Hardy is stoked to have Caspare on the team. They had been friendly for years, going back to Caspare’s Eleven Madison Park days. As Hardy mentioned earlier, Caspare’s presence means Hardy can focus on other things. That has allowed the chef/partner to pay closer attention to the operations side of the company, a natural fit for Hardy’s business and accounting degree.

With Charlie Bird, the chef/partner would cook all day, run into the afternoon staff meeting to talk about parties, and then keep going. Now, Hardy finds himself zigzagging between tasks on an hourly — and even half-hourly — basis. One moment, he’s reviewing financial profits and losses. The next, he’s rolling out tagliatelle.

In some ways, the change of position has been a bit of an adjustment for Hardy. He regularly goes through the items with Caspare, suggesting dishes or pizzas. Caspare comes back with ideas on execution. Ultimately, Hardy has become more of a collaborator, giving Caspare a “tremendous amount of credit” for the food at Pasquale Jones. “As a chef, your food is your voice,” Hardy says. “It’s really hard to have somebody else do that and love it.”

It’s not the first time Hardy has been in this position. He oversaw operations Aspen’s acclaimed Little Nell — a massive kitchen with 100 employees, including 70 cooks. He has experience running big budgets, multiple outlets, and fine-dining restaurants. He admits “It could be harder” — especially for someone who doesn’t have the experience of handling both a kitchen and a vision.

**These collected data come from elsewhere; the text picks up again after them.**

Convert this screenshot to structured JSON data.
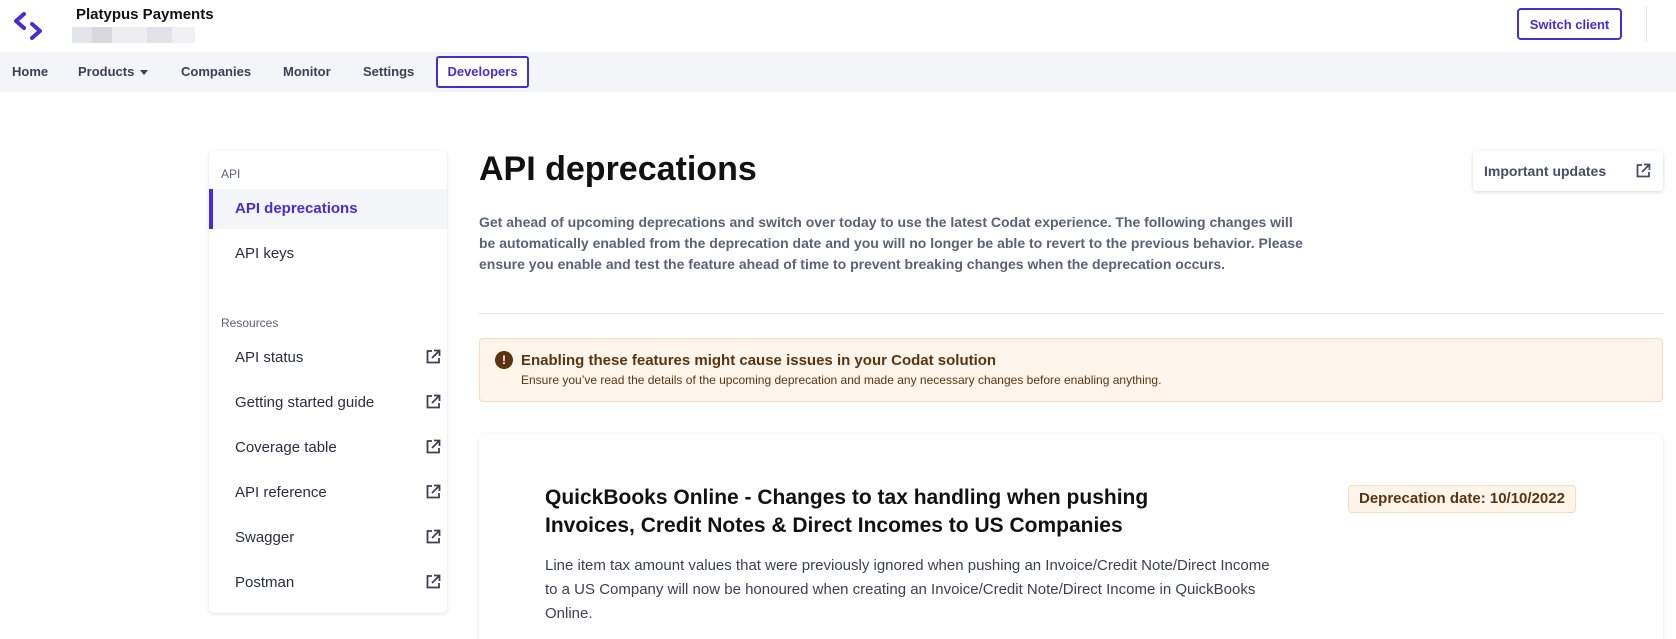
{
  "header": {
    "client_name": "Platypus Payments",
    "switch_label": "Switch client"
  },
  "nav": {
    "items": [
      "Home",
      "Products",
      "Companies",
      "Monitor",
      "Settings"
    ],
    "active": "Developers"
  },
  "sidebar": {
    "section_api": "API",
    "api_items": [
      "API deprecations",
      "API keys"
    ],
    "section_resources": "Resources",
    "resource_items": [
      "API status",
      "Getting started guide",
      "Coverage table",
      "API reference",
      "Swagger",
      "Postman"
    ]
  },
  "main": {
    "title": "API deprecations",
    "updates_label": "Important updates",
    "intro": "Get ahead of upcoming deprecations and switch over today to use the latest Codat experience. The following changes will be automatically enabled from the deprecation date and you will no longer be able to revert to the previous behavior. Please ensure you enable and test the feature ahead of time to prevent breaking changes when the deprecation occurs.",
    "warning": {
      "icon": "!",
      "title": "Enabling these features might cause issues in your Codat solution",
      "text": "Ensure you’ve read the details of the upcoming deprecation and made any necessary changes before enabling anything."
    },
    "card": {
      "title": "QuickBooks Online - Changes to tax handling when pushing Invoices, Credit Notes & Direct Incomes to US Companies",
      "badge": "Deprecation date: 10/10/2022",
      "text": "Line item tax amount values that were previously ignored when pushing an Invoice/Credit Note/Direct Income to a US Company will now be honoured when creating an Invoice/Credit Note/Direct Income in QuickBooks Online."
    }
  },
  "colors": {
    "accent": "#4a2cd6",
    "warning_bg": "#fef5ea",
    "warning_text": "#5a3410"
  }
}
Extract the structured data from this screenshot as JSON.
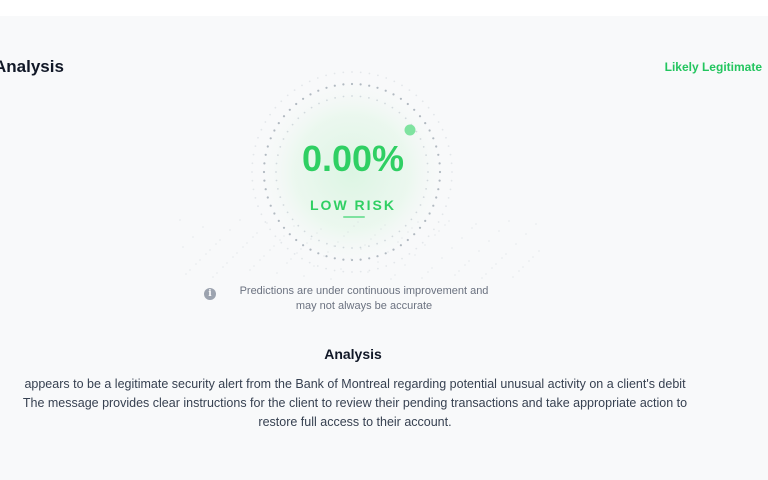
{
  "card": {
    "title": "Analysis",
    "verdict": "Likely Legitimate"
  },
  "gauge": {
    "risk_percent": "0.00%",
    "risk_level": "LOW RISK",
    "risk_value": 0.0,
    "accent_color": "#2fcf63"
  },
  "disclaimer": {
    "icon": "info-icon",
    "line1": "Predictions are under continuous improvement and",
    "line2": "may not always be accurate"
  },
  "analysis": {
    "heading": "Analysis",
    "line1": "appears to be a legitimate security alert from the Bank of Montreal regarding potential unusual activity on a client's debit",
    "line2": "The message provides clear instructions for the client to review their pending transactions and take appropriate action to",
    "line3": "restore full access to their account."
  }
}
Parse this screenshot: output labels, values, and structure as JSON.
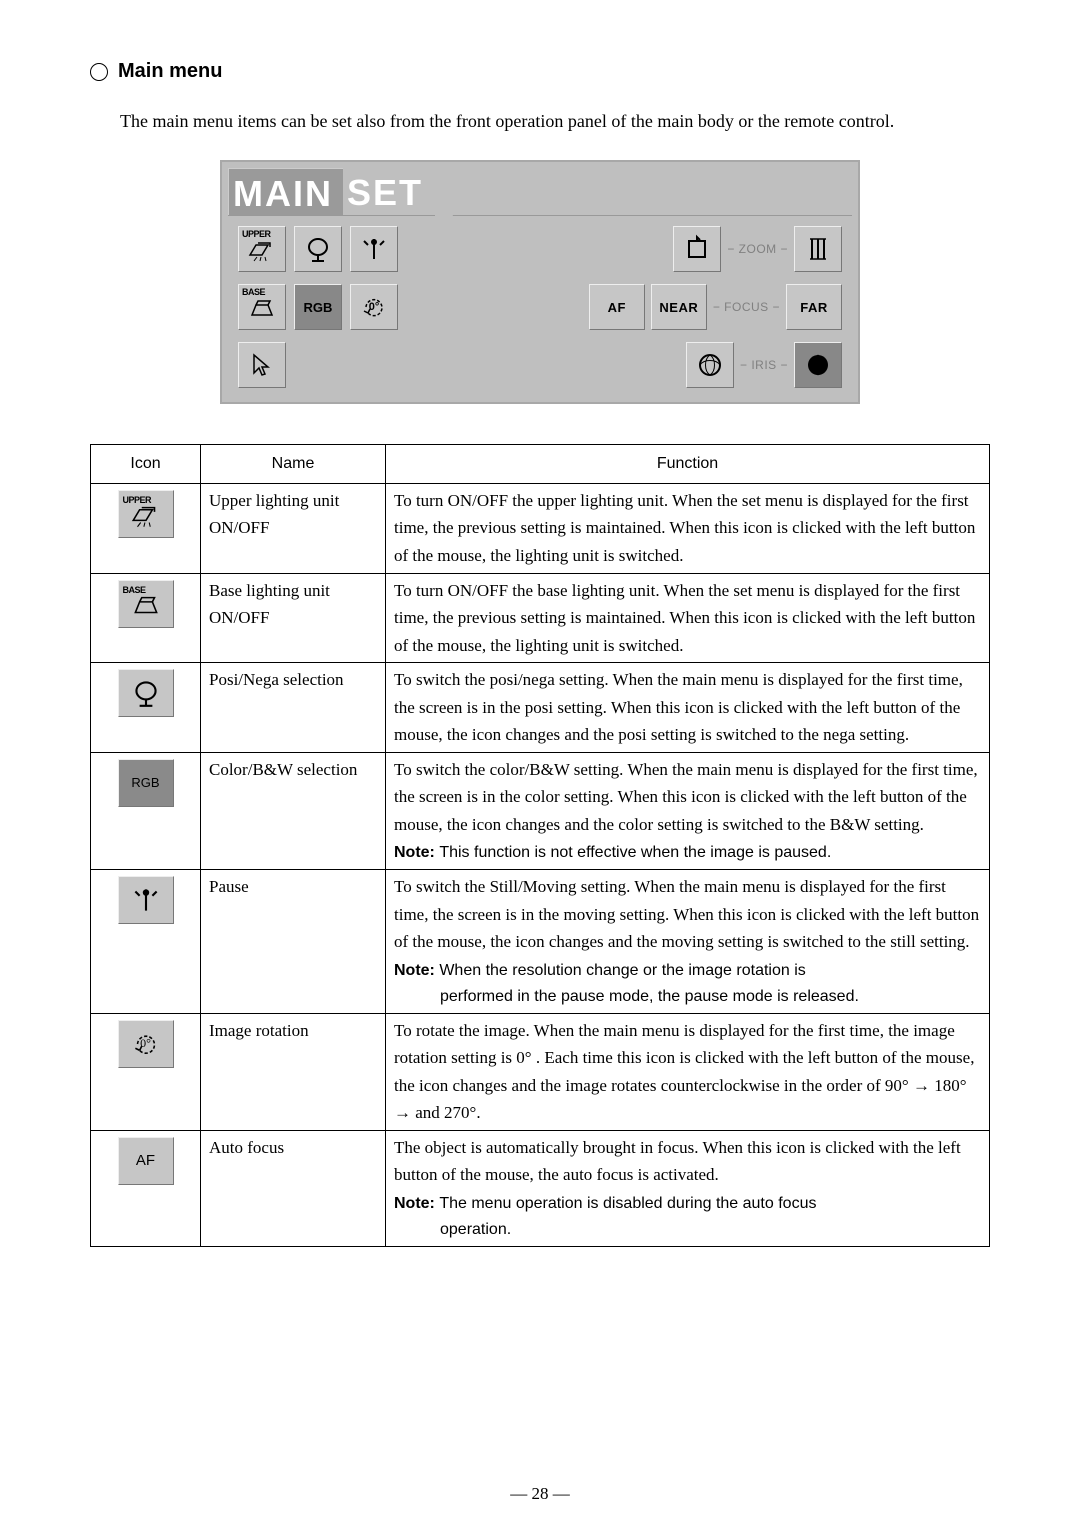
{
  "section_title": "Main menu",
  "intro": "The main menu items can be set also from the front operation panel of the main body or the remote control.",
  "panel": {
    "tab_main": "MAIN",
    "tab_set": "SET",
    "upper_label": "UPPER",
    "base_label": "BASE",
    "rgb_label": "RGB",
    "rotate_label": "0°",
    "af_label": "AF",
    "near_label": "NEAR",
    "far_label": "FAR",
    "zoom_label": "ZOOM",
    "focus_label": "FOCUS",
    "iris_label": "IRIS"
  },
  "table": {
    "headers": {
      "icon": "Icon",
      "name": "Name",
      "function": "Function"
    },
    "rows": [
      {
        "icon_label": "UPPER",
        "icon_kind": "upper",
        "name": "Upper lighting unit ON/OFF",
        "function": "To turn ON/OFF the upper lighting unit.  When the set menu is displayed for the first time, the previous setting is maintained.  When this icon is clicked with the left button of the mouse, the lighting unit is switched."
      },
      {
        "icon_label": "BASE",
        "icon_kind": "base",
        "name": "Base lighting unit ON/OFF",
        "function": "To turn ON/OFF the base lighting unit.  When the set menu is displayed for the first time, the previous setting is maintained.  When this icon is clicked with the left button of the mouse, the lighting unit is switched."
      },
      {
        "icon_label": "",
        "icon_kind": "posinega",
        "name": "Posi/Nega selection",
        "function": "To switch the posi/nega setting.  When the main menu is displayed for the first time, the screen is in the posi setting.  When this icon is clicked with the left button of the mouse, the icon changes and the posi setting is switched to the nega setting."
      },
      {
        "icon_label": "RGB",
        "icon_kind": "rgb",
        "name": "Color/B&W selection",
        "function": "To switch the color/B&W setting.  When the main menu is displayed for the first time, the screen is in the color setting.  When this icon is clicked with the left button of the mouse, the icon changes and the color setting is switched to the B&W setting.",
        "note": "This function is not effective when the image is paused."
      },
      {
        "icon_label": "",
        "icon_kind": "pause",
        "name": "Pause",
        "function": "To switch the Still/Moving setting.  When the main menu is displayed for the first time, the screen is in the moving setting.  When this icon is clicked with the left button of the mouse, the icon changes and the moving setting is switched to the still setting.",
        "note": "When the resolution change or the image rotation is",
        "note_cont": "performed in the pause mode, the pause mode is released."
      },
      {
        "icon_label": "0°",
        "icon_kind": "rotate",
        "name": "Image rotation",
        "function": "To rotate the image.  When the main menu is displayed for the first time, the image rotation setting is 0° . Each time this icon is clicked with the left button of the mouse, the icon changes and the image rotates counterclockwise in the order of 90° → 180° → and 270°."
      },
      {
        "icon_label": "AF",
        "icon_kind": "af",
        "name": "Auto focus",
        "function": "The object is automatically brought in focus.  When this icon is clicked with the left button of the mouse, the auto focus is activated.",
        "note": "The menu operation is disabled during the auto focus",
        "note_cont": "operation."
      }
    ]
  },
  "note_prefix": "Note:",
  "page_number": "— 28 —"
}
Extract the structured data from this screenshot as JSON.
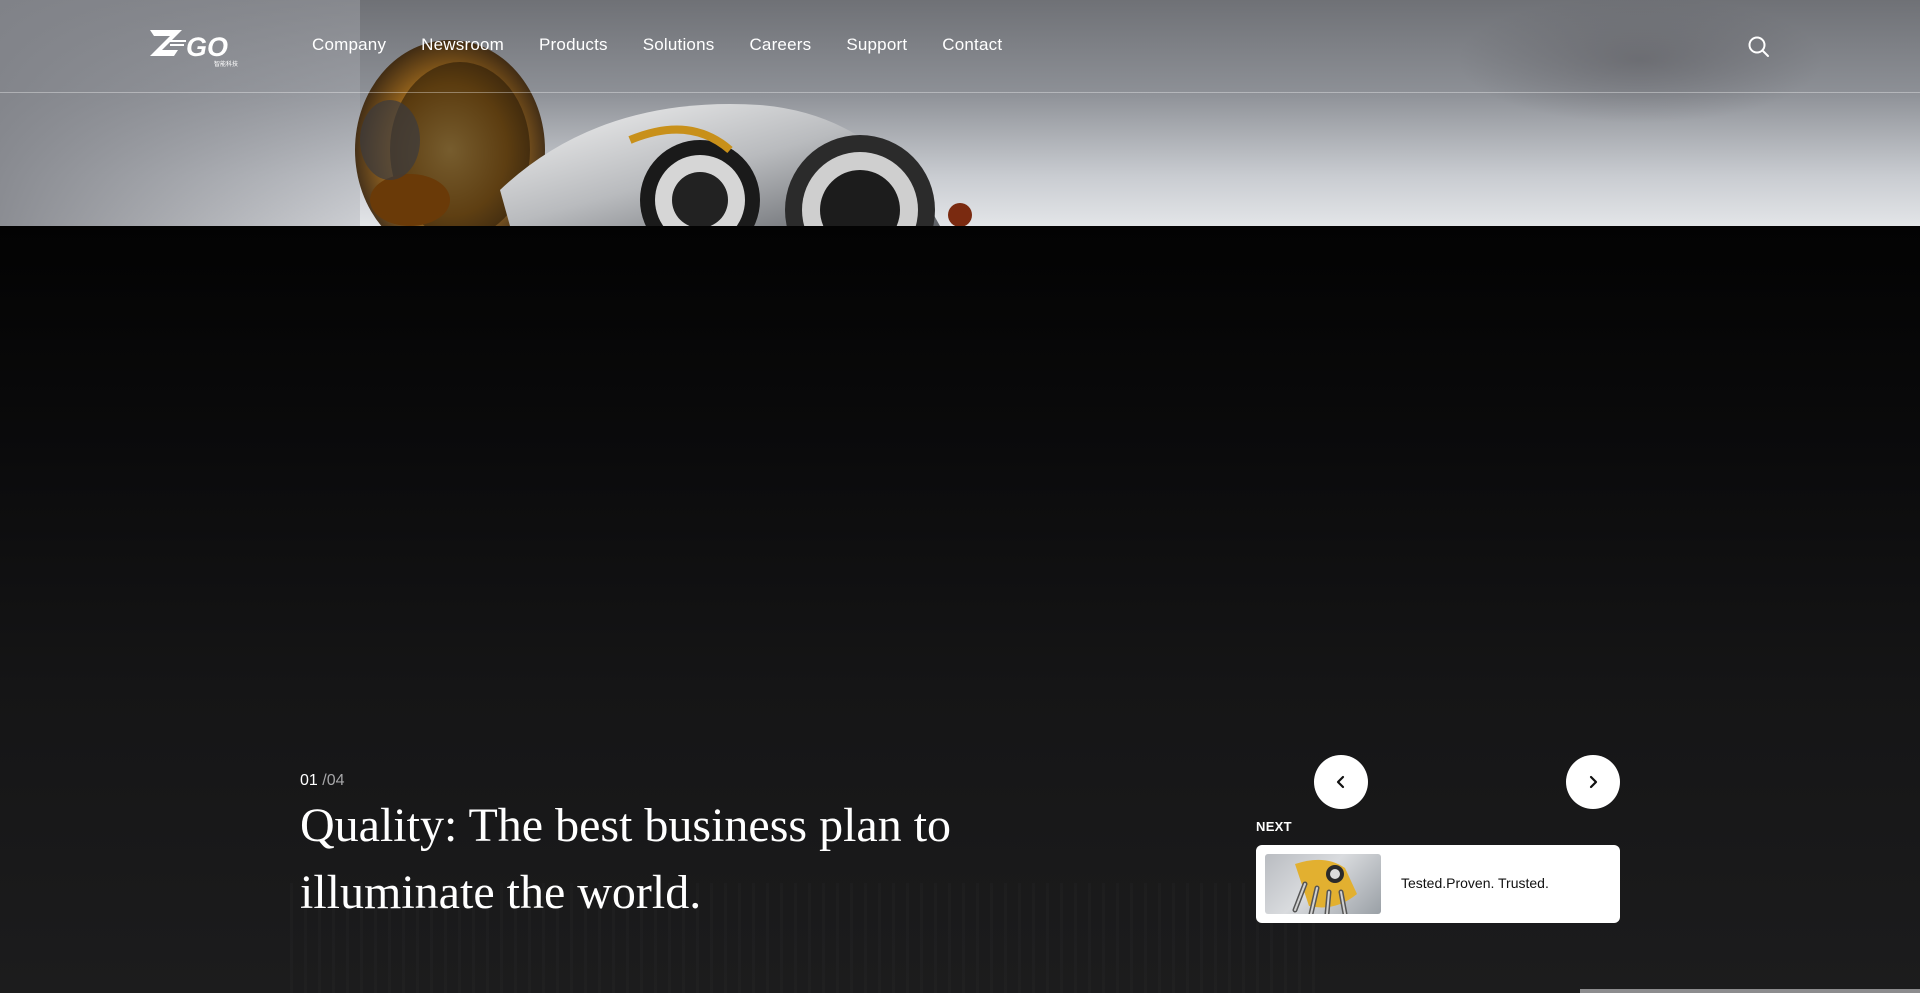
{
  "brand": {
    "logo_text": "GO",
    "logo_subtext": "智能科技"
  },
  "nav": {
    "items": [
      "Company",
      "Newsroom",
      "Products",
      "Solutions",
      "Careers",
      "Support",
      "Contact"
    ]
  },
  "header": {
    "search_icon": "search-icon"
  },
  "slide": {
    "current": "01",
    "total": "/04",
    "headline": "Quality: The best business plan to illuminate the world."
  },
  "controls": {
    "prev_icon": "chevron-left-icon",
    "next_icon": "chevron-right-icon"
  },
  "next_preview": {
    "label": "NEXT",
    "title": "Tested.Proven. Trusted."
  },
  "colors": {
    "accent": "#ffffff",
    "background": "#000000",
    "card": "#ffffff"
  }
}
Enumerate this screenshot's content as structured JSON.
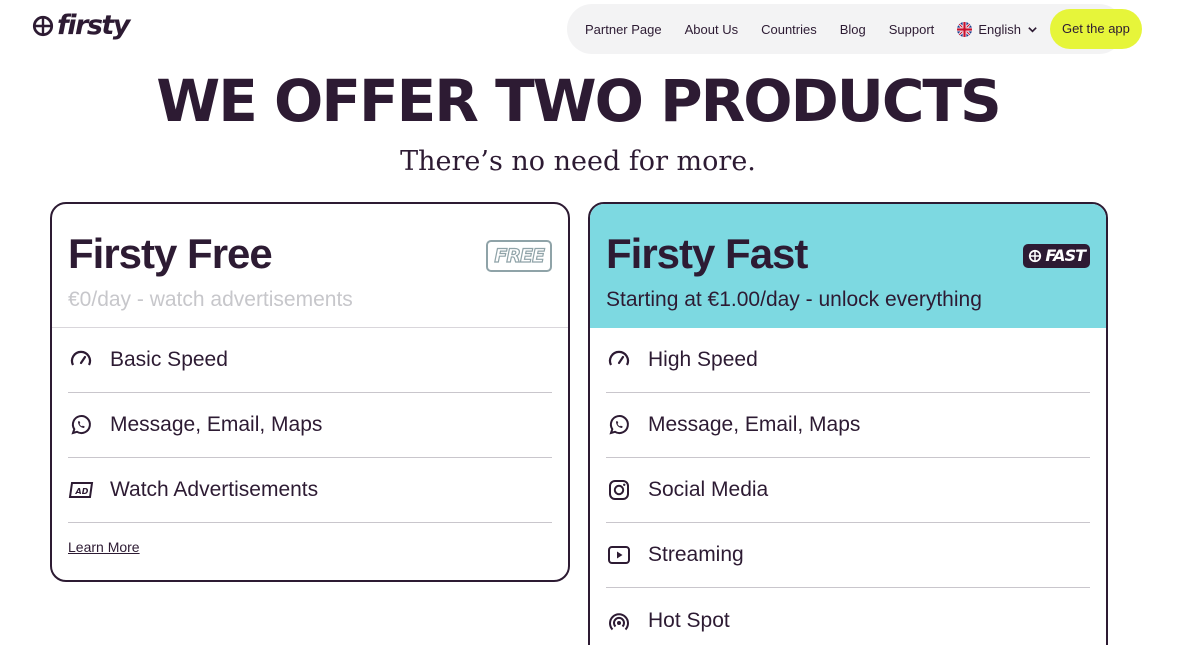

Still, Hardy says that growing into a second concept is far easier than opening your first restaurant. While they still have to write menus and recipes for two different places, there’s a lot of duplicate duties with things like permits and legalities. But a strong team, lead by Caspare and general manager Dan Bjugstad, was already in place. With established systems, it’s easier to handle the crowds. After opening his first New York City restaurant, Hardy now knows what to expect. “It’s just different from other places,” he says. “Getting your garbage picked up, you have to go out and fight with the garbage man. They’ll talk shit to you, and you have to talk back to them or they’ll run all over it.”

The other bonus for an expanded concept? Built-in clientele. When they opened the first restaurant, they didn’t receive the same instant acclaim or hordes, as the team was still working on building a brand. With restaurant number two, they knew they had a stronger following of regulars and industry friends. Still, they didn’t know how that would play out. “We didn’t expect to be quite as busy from the get-go here,” says Reynolds. “I think that having Charlie Bird has certainly helped that.”